For the genteel 21st-century theatregoer, it is all too easy to forget that, in Shakespeare's day, comedy was a raucous, often bawdy, sometimes downright vulgar affair.

To his credit, Gordon Barr, artistic director of Glasgow's annual Bard In The Botanics festival understands that the Elizabethans didn't go to a comedy to simply smile wryly at the wit. Consequently, his outdoor staging of The Comedy Of Errors is as rough-and-ready a production as one is likely to see.

Ignorant of their identical twins, the gentlemen Antipholus and their manservants Dromio (hailing from Ephesus and Syracuse) lead us headlong into a series of hilarious errors. Adding grist to the comic mill, Barr leaves behind attic Greece and Italy, preferring, with a light-hearted nod to September's referendum, a cartoonishly Scottish Ephesus, resplendent in garish plaid, a bunch of English Syracusians, and some over-the-top Americans for good measure.

What ensues is Shakespeare as high-energy, musical farce. Often played at breakneck speed, the production owes as much to the slapstick violence of Vic Reeves and the 1970s sauciness of Benny Hill as to anything of the Bard's invention; indeed, no sooner does one think, "they might as well use the Benny Hill theme tune", than the cast, including Flora Sowerby's short skirted, soft porn cop, are running around as Hill's signature music is played on kazoos.

Occasionally one feels that some members of the cast lack the full set of skills required to play comedy at this speed. However, the momentary lapses are easily forgiven when one considers the inventiveness of Kirk Bagé's conjuror Dr Pinch, who is reinvented as a self-aggrandising American TV evangelist in a lurid suit.

There are fine, comically exaggerated performances across the cast, not least by all four of the doppelgangers (Tom Duncan and James Ronan as the Antipholuses, and David James Kirkwood and Robert Elkin as the Dromios). Wearing its referendum politics very lightly indeed, this Comedy Of Errors makes up in confident daftness anything it might lose in subtlety.

If Barr's production is something of a rough diamond, there is, as one might expect, a great deal more professional polish to be found in Pitlochry Festival Theatre's new comic musical, Whisky Kisses. Created by Euan Martin, Dave Smith and James Bryce for Cameron MacKintosh's Highland Quest For A Musical, which culminated in 2007, the show follows the fate of the oldest bottle of the Glenigma, reputed to be one of the greatest Scotch whiskies in the world.
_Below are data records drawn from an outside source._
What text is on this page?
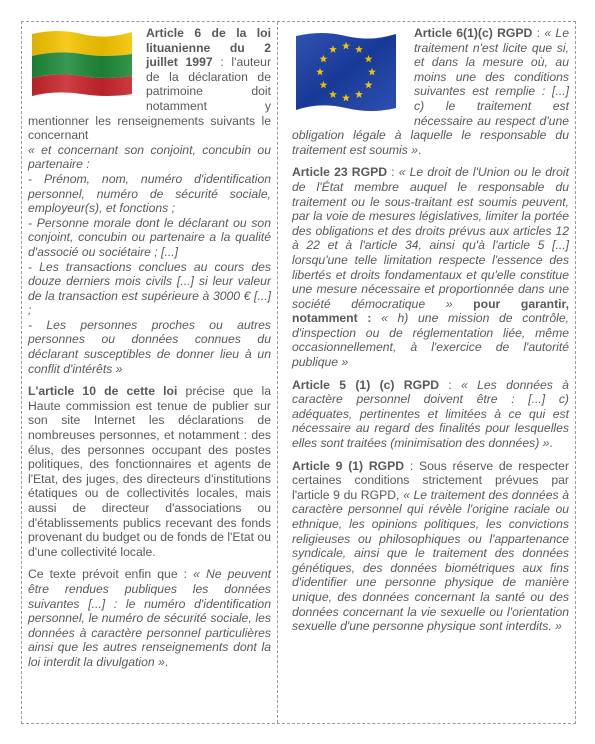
Article 6 de la loi lituanienne du 2 juillet 1997 : l'auteur de la déclaration de patrimoine doit notamment y mentionner les renseignements suivants le concernant
« et concernant son conjoint, concubin ou partenaire :
- Prénom, nom, numéro d'identification personnel, numéro de sécurité sociale, employeur(s), et fonctions ;
- Personne morale dont le déclarant ou son conjoint, concubin ou partenaire a la qualité d'associé ou sociétaire ; [...]
- Les transactions conclues au cours des douze derniers mois civils [...] si leur valeur de la transaction est supérieure à 3000 € [...] ;
- Les personnes proches ou autres personnes ou données connues du déclarant susceptibles de donner lieu à un conflit d'intérêts »

L'article 10 de cette loi précise que la Haute commission est tenue de publier sur son site Internet les déclarations de nombreuses personnes, et notamment : des élus, des personnes occupant des postes politiques, des fonctionnaires et agents de l'Etat, des juges, des directeurs d'institutions étatiques ou de collectivités locales, mais aussi de directeur d'associations ou d'établissements publics recevant des fonds provenant du budget ou de fonds de l'Etat ou d'une collectivité locale.

Ce texte prévoit enfin que : « Ne peuvent être rendues publiques les données suivantes [...] : le numéro d'identification personnel, le numéro de sécurité sociale, les données à caractère personnel particulières ainsi que les autres renseignements dont la loi interdit la divulgation ».

Article 6(1)(c) RGPD : « Le traitement n'est licite que si, et dans la mesure où, au moins une des conditions suivantes est remplie : [...] c) le traitement est nécessaire au respect d'une obligation légale à laquelle le responsable du traitement est soumis ».

Article 23 RGPD : « Le droit de l'Union ou le droit de l'État membre auquel le responsable du traitement ou le sous-traitant est soumis peuvent, par la voie de mesures législatives, limiter la portée des obligations et des droits prévus aux articles 12 à 22 et à l'article 34, ainsi qu'à l'article 5 [...] lorsqu'une telle limitation respecte l'essence des libertés et droits fondamentaux et qu'elle constitue une mesure nécessaire et proportionnée dans une société démocratique » pour garantir, notamment : « h) une mission de contrôle, d'inspection ou de réglementation liée, même occasionnellement, à l'exercice de l'autorité publique »

Article 5 (1) (c) RGPD : « Les données à caractère personnel doivent être : [...] c) adéquates, pertinentes et limitées à ce qui est nécessaire au regard des finalités pour lesquelles elles sont traitées (minimisation des données) ».

Article 9 (1) RGPD : Sous réserve de respecter certaines conditions strictement prévues par l'article 9 du RGPD, « Le traitement des données à caractère personnel qui révèle l'origine raciale ou ethnique, les opinions politiques, les convictions religieuses ou philosophiques ou l'appartenance syndicale, ainsi que le traitement des données génétiques, des données biométriques aux fins d'identifier une personne physique de manière unique, des données concernant la santé ou des données concernant la vie sexuelle ou l'orientation sexuelle d'une personne physique sont interdits. »
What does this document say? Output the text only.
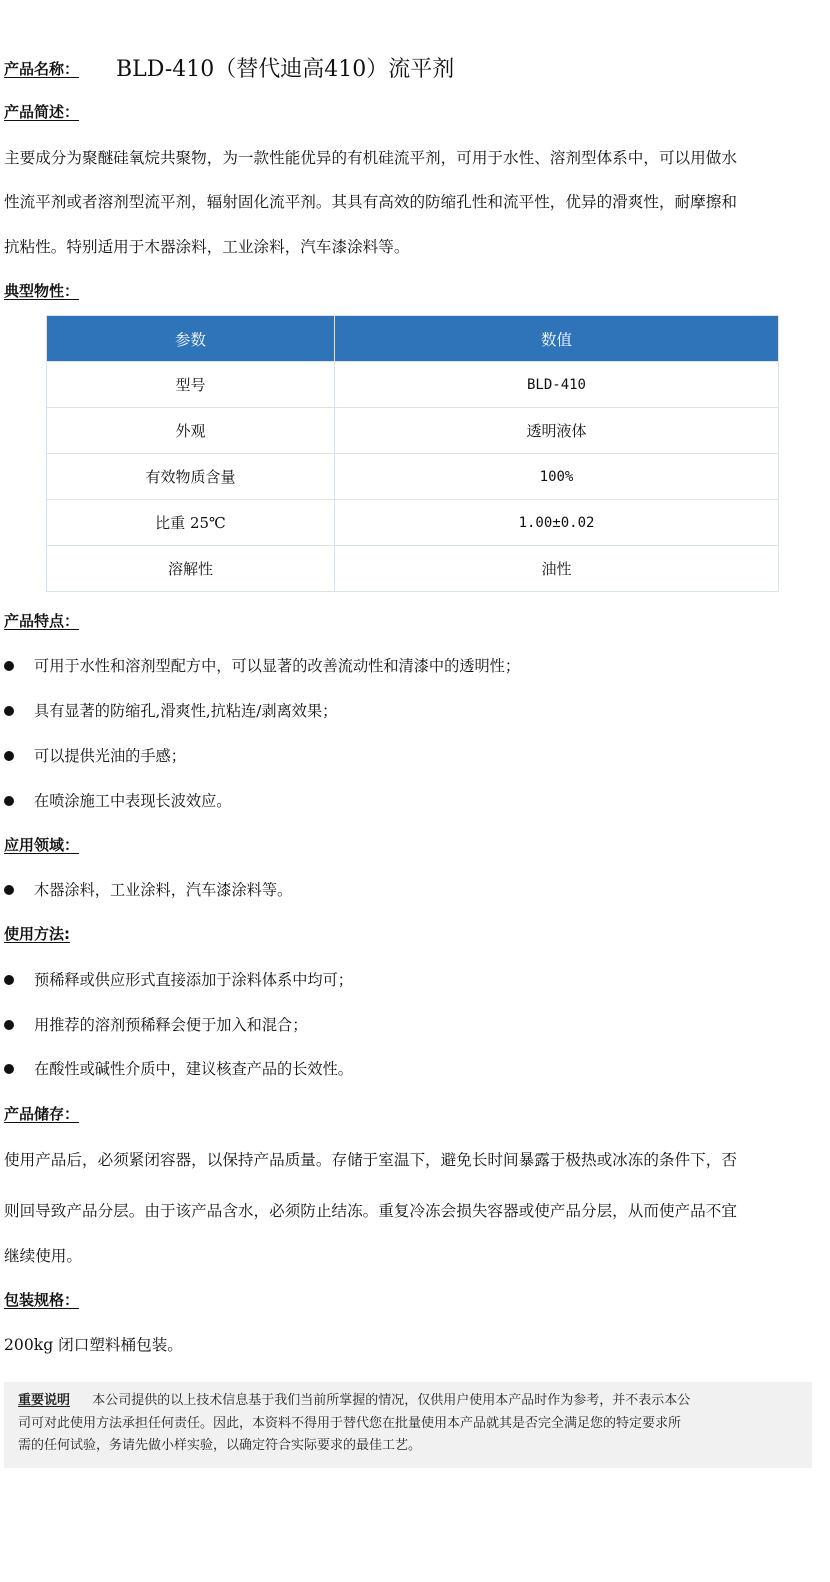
产品名称： BLD-410（替代迪高410）流平剂
产品简述：
主要成分为聚醚硅氧烷共聚物，为一款性能优异的有机硅流平剂，可用于水性、溶剂型体系中，可以用做水
性流平剂或者溶剂型流平剂，辐射固化流平剂。其具有高效的防缩孔性和流平性，优异的滑爽性，耐摩擦和
抗粘性。特别适用于木器涂料，工业涂料，汽车漆涂料等。
典型物性：
参数	数值
型号	BLD-410
外观	透明液体
有效物质含量	100%
比重 25℃	1.00±0.02
溶解性	油性
产品特点：
可用于水性和溶剂型配方中，可以显著的改善流动性和清漆中的透明性；
具有显著的防缩孔,滑爽性,抗粘连/剥离效果；
可以提供光油的手感；
在喷涂施工中表现长波效应。
应用领域：
木器涂料，工业涂料，汽车漆涂料等。
使用方法:
预稀释或供应形式直接添加于涂料体系中均可；
用推荐的溶剂预稀释会便于加入和混合；
在酸性或碱性介质中，建议核查产品的长效性。
产品储存：
使用产品后，必须紧闭容器，以保持产品质量。存储于室温下，避免长时间暴露于极热或冰冻的条件下，否
则回导致产品分层。由于该产品含水，必须防止结冻。重复冷冻会损失容器或使产品分层，从而使产品不宜
继续使用。
包装规格：
200kg 闭口塑料桶包装。
重要说明 本公司提供的以上技术信息基于我们当前所掌握的情况，仅供用户使用本产品时作为参考，并不表示本公
司可对此使用方法承担任何责任。因此，本资料不得用于替代您在批量使用本产品就其是否完全满足您的特定要求所
需的任何试验，务请先做小样实验，以确定符合实际要求的最佳工艺。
The Highland distillery has fallen on hard times, thanks to the gambling debts of its former owner, and now his daughter, Mary McGregor (played charmingly by Mairi Morrison), is auctioning the great bottle in order to provide some sort of redundancy package for her soon-to-be-unemployed staff. What follows is an unapologetically romantic tale in which the arrival in the glen of two wealthy collectors from America and Japan becomes a spiritual journey of discovery for everyone involved.

Sadly, the opening, appropriately Broadway-style song, Got To Have It, turns out to be the most memorable in the show. More worryingly still, besides Morrison (when she's signing in Gaelic) and Scott Armstrong (as Munro's assistant), few members of the cast could be properly classified as singers.